Locusts
「青鬼、木之元。お前らにはモチベが足らん、モチベが。おれらが福田を煮込むのに、何時間かかったと思う? ほんまはもっと効率のいいやり方でやりたいけどな、評判が立ってるから寸胴を使わなしゃあないねん。それでも、コツコツ前向きにやらせてもらっとります」
勝則は部活の顧問のように言うと、木之元の前に屈みこんで、その頬を力任せに平手打ちした。乾いた音が天井に響いて消えるのと同時に、勝則は続けた。
「仲間なんやろ? おれの団地、おれの家族みたいな。そんなんちゃうんかい、お前? なあ?」
木之元が真意を掴み損ねて顔を前に戻すと、勝則は続けた。
「お前、結構偉いんやんな? 部下が何をしておれらが来てるか、知らんでいいん? それはマネジメントとしてどうなん?」
青鬼はそのやり取りを聞きながら、木之元の言葉を待った。裏のバイトで三千万の穴を空けた。さっき耳打ちした通りだ。木之元の反応が本音なら『みんなやっとるわ』だが、今も同じことを言うだろうか。青鬼は意を決して、勝則が口を開きかけたのを遮る形で言った。

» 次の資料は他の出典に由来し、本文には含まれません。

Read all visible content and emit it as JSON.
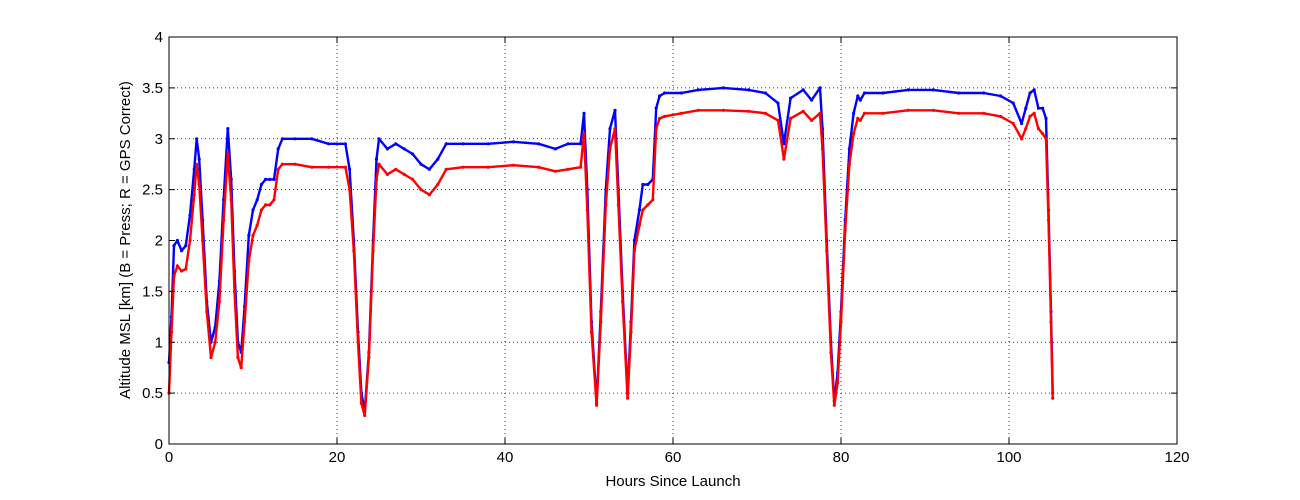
{
  "chart_data": {
    "type": "line",
    "title": "",
    "xlabel": "Hours Since Launch",
    "ylabel": "Altitude MSL [km]   (B = Press; R = GPS Correct)",
    "xlim": [
      0,
      120
    ],
    "ylim": [
      0,
      4
    ],
    "xticks": [
      0,
      20,
      40,
      60,
      80,
      100,
      120
    ],
    "yticks": [
      0,
      0.5,
      1,
      1.5,
      2,
      2.5,
      3,
      3.5,
      4
    ],
    "grid": true,
    "legend": "none",
    "series": [
      {
        "color": "#0000ff",
        "marker": "dot",
        "x": [
          0,
          0.3,
          0.6,
          1,
          1.5,
          2,
          2.5,
          3,
          3.3,
          3.6,
          4,
          4.5,
          5,
          5.5,
          6,
          6.5,
          7,
          7.4,
          7.8,
          8.2,
          8.6,
          9,
          9.5,
          10,
          10.5,
          11,
          11.5,
          12,
          12.5,
          13,
          13.5,
          15,
          17,
          19,
          21,
          21.5,
          22,
          22.5,
          22.9,
          23.3,
          23.8,
          24.3,
          24.7,
          25,
          26,
          27,
          28,
          29,
          30,
          31,
          32,
          33,
          35,
          38,
          41,
          44,
          46,
          47.5,
          49,
          49.4,
          49.8,
          50.3,
          50.9,
          51.4,
          52,
          52.5,
          53.1,
          53.5,
          54,
          54.6,
          55,
          55.4,
          56,
          56.4,
          57,
          57.6,
          58,
          58.4,
          59,
          61,
          63,
          66,
          69,
          71,
          72.5,
          73.2,
          74,
          75.5,
          76.5,
          77.5,
          77.8,
          78.3,
          78.8,
          79.2,
          79.6,
          80,
          80.5,
          81,
          81.5,
          82,
          82.3,
          82.8,
          85,
          88,
          91,
          94,
          97,
          99,
          100.5,
          101.5,
          102,
          102.5,
          103,
          103.5,
          104,
          104.4,
          104.7,
          105,
          105.2
        ],
        "y": [
          0.8,
          1.25,
          1.95,
          2.0,
          1.9,
          1.95,
          2.25,
          2.7,
          3.0,
          2.8,
          2.2,
          1.4,
          1.0,
          1.15,
          1.6,
          2.4,
          3.1,
          2.6,
          1.7,
          1.0,
          0.9,
          1.35,
          2.05,
          2.3,
          2.4,
          2.55,
          2.6,
          2.6,
          2.6,
          2.9,
          3.0,
          3.0,
          3.0,
          2.95,
          2.95,
          2.7,
          2.0,
          1.1,
          0.5,
          0.32,
          0.9,
          2.0,
          2.8,
          3.0,
          2.9,
          2.95,
          2.9,
          2.85,
          2.75,
          2.7,
          2.8,
          2.95,
          2.95,
          2.95,
          2.97,
          2.95,
          2.9,
          2.95,
          2.95,
          3.25,
          2.5,
          1.2,
          0.4,
          1.3,
          2.5,
          3.1,
          3.28,
          2.5,
          1.5,
          0.5,
          1.2,
          2.0,
          2.3,
          2.55,
          2.55,
          2.6,
          3.3,
          3.42,
          3.45,
          3.45,
          3.48,
          3.5,
          3.48,
          3.45,
          3.35,
          2.95,
          3.4,
          3.48,
          3.38,
          3.5,
          3.1,
          2.0,
          1.0,
          0.42,
          0.7,
          1.3,
          2.2,
          2.9,
          3.25,
          3.42,
          3.38,
          3.45,
          3.45,
          3.48,
          3.48,
          3.45,
          3.45,
          3.42,
          3.35,
          3.15,
          3.3,
          3.45,
          3.48,
          3.3,
          3.3,
          3.2,
          2.3,
          1.3,
          0.5
        ]
      },
      {
        "color": "#ff0000",
        "marker": "dot",
        "x": [
          0,
          0.3,
          0.6,
          1,
          1.5,
          2,
          2.5,
          3,
          3.3,
          3.6,
          4,
          4.5,
          5,
          5.5,
          6,
          6.5,
          7,
          7.4,
          7.8,
          8.2,
          8.6,
          9,
          9.5,
          10,
          10.5,
          11,
          11.5,
          12,
          12.5,
          13,
          13.5,
          15,
          17,
          19,
          21,
          21.5,
          22,
          22.5,
          22.9,
          23.3,
          23.8,
          24.3,
          24.7,
          25,
          26,
          27,
          28,
          29,
          30,
          31,
          32,
          33,
          35,
          38,
          41,
          44,
          46,
          47.5,
          49,
          49.4,
          49.8,
          50.3,
          50.9,
          51.4,
          52,
          52.5,
          53.1,
          53.5,
          54,
          54.6,
          55,
          55.4,
          56,
          56.4,
          57,
          57.6,
          58,
          58.4,
          59,
          61,
          63,
          66,
          69,
          71,
          72.5,
          73.2,
          74,
          75.5,
          76.5,
          77.5,
          77.8,
          78.3,
          78.8,
          79.2,
          79.6,
          80,
          80.5,
          81,
          81.5,
          82,
          82.3,
          82.8,
          85,
          88,
          91,
          94,
          97,
          99,
          100.5,
          101.5,
          102,
          102.5,
          103,
          103.5,
          104,
          104.4,
          104.7,
          105,
          105.2
        ],
        "y": [
          0.5,
          1.1,
          1.65,
          1.75,
          1.7,
          1.72,
          2.0,
          2.45,
          2.75,
          2.55,
          2.0,
          1.3,
          0.85,
          1.0,
          1.4,
          2.2,
          2.85,
          2.4,
          1.5,
          0.85,
          0.75,
          1.2,
          1.8,
          2.05,
          2.15,
          2.3,
          2.35,
          2.35,
          2.4,
          2.7,
          2.75,
          2.75,
          2.72,
          2.72,
          2.72,
          2.5,
          1.9,
          1.0,
          0.4,
          0.28,
          0.85,
          1.9,
          2.6,
          2.75,
          2.65,
          2.7,
          2.65,
          2.6,
          2.5,
          2.45,
          2.55,
          2.7,
          2.72,
          2.72,
          2.74,
          2.72,
          2.68,
          2.7,
          2.72,
          3.05,
          2.3,
          1.1,
          0.38,
          1.2,
          2.35,
          2.9,
          3.1,
          2.35,
          1.4,
          0.45,
          1.1,
          1.9,
          2.15,
          2.3,
          2.35,
          2.4,
          3.1,
          3.2,
          3.22,
          3.25,
          3.28,
          3.28,
          3.27,
          3.25,
          3.18,
          2.8,
          3.2,
          3.27,
          3.18,
          3.25,
          2.9,
          1.9,
          0.9,
          0.38,
          0.6,
          1.2,
          2.1,
          2.75,
          3.05,
          3.2,
          3.18,
          3.25,
          3.25,
          3.28,
          3.28,
          3.25,
          3.25,
          3.22,
          3.15,
          3.0,
          3.1,
          3.22,
          3.25,
          3.1,
          3.05,
          3.0,
          2.2,
          1.2,
          0.45
        ]
      }
    ]
  }
}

「木之元さん、すみません。裏のバイトで、薬代の三千万をポン松に持って行かれました」
「しょうもないな。そんなん、誰でもやっとるやろ」
木之元の答えは、事前の打ち合わせを再現したようにスムーズだった。勝則は青鬼と木之元の顔を交互に見ると、口角を上げた。
「青鬼、正直やな。好きやでそういうの」
青鬼の相槌を待つことなく、勝則は木之元の方を向いた。なかなか冷静だが、まだその心には拠り所が残っている。それを叩き潰せば、本性も見えてくるだろう。
「誰でもやっとるやろ、か。確かにな」
木之元の目を見ながら、勝則は続けた。